The FINANCIAL — New York’s most promising opportunity for technology leadership could lie in financial services, according to a new report by Accenture and the Partnership Fund for New York City.
Deals and investments in New York’s financial technology, or so-called “fintech”, venture sector have been growing at twice the rate of Silicon Valley since 2008. The report says the trend is accelerating innovation among New York’s global financial institutions.
Global fintech investment tripled between 2008 and 2013 from $928 million to $2.97 billion and is expected to double again to between $6 billion and $8 billion by 2018. The first quarter of 2014 was the most active on record, with $1.7 billion invested globally, according to Accenture.
Silicon Valley is still by far the world’s biggest recipient of fintech investment, but it is facing growing competition from New York. Banks, capital markets firms and insurers are increasingly aware of the benefit of having a fintech cluster close to home.
“New York with its huge financial center has a strong gravitational pull for the fintech sector. Proximity between entrepreneurs and financial institutions allows them to work more closely at a time when demand for innovation is high,” Maria Gotsch CEO of the Partnership Fund and co-author of the report, said.
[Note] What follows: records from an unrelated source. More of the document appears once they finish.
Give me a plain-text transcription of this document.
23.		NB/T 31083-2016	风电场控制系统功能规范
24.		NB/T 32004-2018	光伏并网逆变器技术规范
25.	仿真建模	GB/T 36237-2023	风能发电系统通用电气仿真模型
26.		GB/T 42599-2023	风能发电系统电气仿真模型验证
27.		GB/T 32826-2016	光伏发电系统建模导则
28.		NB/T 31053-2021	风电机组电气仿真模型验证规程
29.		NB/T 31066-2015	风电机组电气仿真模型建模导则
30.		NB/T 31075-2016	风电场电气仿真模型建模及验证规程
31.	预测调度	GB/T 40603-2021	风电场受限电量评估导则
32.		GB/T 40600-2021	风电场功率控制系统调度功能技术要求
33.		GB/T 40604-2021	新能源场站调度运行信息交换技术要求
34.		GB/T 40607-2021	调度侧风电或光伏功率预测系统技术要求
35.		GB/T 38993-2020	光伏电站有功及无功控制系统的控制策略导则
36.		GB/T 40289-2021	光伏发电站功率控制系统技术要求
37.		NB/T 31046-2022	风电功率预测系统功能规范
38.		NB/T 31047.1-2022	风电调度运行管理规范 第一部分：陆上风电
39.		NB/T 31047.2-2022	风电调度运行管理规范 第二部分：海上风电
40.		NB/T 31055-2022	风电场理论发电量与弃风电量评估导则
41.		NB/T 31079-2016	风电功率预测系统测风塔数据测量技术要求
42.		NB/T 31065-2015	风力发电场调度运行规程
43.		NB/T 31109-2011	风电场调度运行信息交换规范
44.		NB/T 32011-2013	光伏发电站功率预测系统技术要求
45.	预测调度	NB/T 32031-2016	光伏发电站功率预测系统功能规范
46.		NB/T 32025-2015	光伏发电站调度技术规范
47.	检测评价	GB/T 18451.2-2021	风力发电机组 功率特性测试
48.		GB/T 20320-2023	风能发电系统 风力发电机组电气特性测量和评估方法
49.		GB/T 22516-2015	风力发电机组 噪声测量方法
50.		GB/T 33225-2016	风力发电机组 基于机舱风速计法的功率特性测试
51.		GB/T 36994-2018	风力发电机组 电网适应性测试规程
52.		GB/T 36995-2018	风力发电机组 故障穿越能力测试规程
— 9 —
New York has been steadily closing the gap on Silicon Valley in terms of fintech deal-volumes. It had one-third as many fintech deals as Silicon Valley in 2011, two-thirds as many in 2013, and a near-equal number in the first quarter of 2014 (17 in New York compared to 19 in Silicon Valley).
Between 2008 and 2013, New York has had $1.1 billion in fintech investment, including $430 million last year, making it the world’s second largest fintech center. In the first quarter of 2014 it had $151 million in investment – its third-highest quarter on record. New York fintech investment could grow to $950 million by 2018, according to the study, according to Accenture.
The growth trend in fintech is largely being driven by rising demand from the industry, its clients and customers, for mobile, analytic, cloud regulatory compliance, and data security solutions.
“As entrepreneurial costs go down, more and more institutions are focusing on how venture innovations can help them be more competitive and efficient,” said Bob Gach, global industry managing director of Accenture’s Capital markets practice and co-author of the report. “This is why many financial services companies are ramping up accelerators and innovation labs, and sometimes investing in fintech ventures directly,” he added.
In recent years, a growing number of global institutions have launched in-house fintech VC funds, some valued at hundreds of millions of dollars. Meanwhile programs like the FinTech Innovation Lab, supported by 15 major financial institutions, have gained momentum. Founded in 2010 by Accenture and the Partnership Fund for New York City, the Lab fosters fintech growth through a mentoring program that brings together the brightest entrepreneurs with top executives from the financial services industry. Its 18 alumni companies have raised $76 million since participating in the program; one participant was recently acquired for $175 million, according to Accenture.
Global investment in fintech ventures has increased at more than four times the rate of overall VC investment during the past three years;
Silicon Valley accounted for 32 percent of all global fintech financing and one-fifth of all deals in 2013. In the first quarter of 2014, the region saw $376 million in total fintech investment;
The US is the world’s largest fintech market, receiving 83 percent of global fintech investment, or $2.4 billion, last year. US fintech investment is expected to increase to up to $4.7 billion by 2018.
“New York has every chance of being the prime beneficiary of the fintech boom in the coming years. It offers entrepreneurs proximity to perhaps the largest potential customer base of financial institutions in the world. It has a burgeoning venture ecosystem, and one of the world’s largest financial technology workforces. But New York needs to build on its momentum and advantages, foster programs like the Lab, and create new champions by capturing the attention of entrepreneurs and VCs from all regions,” said Gotsch.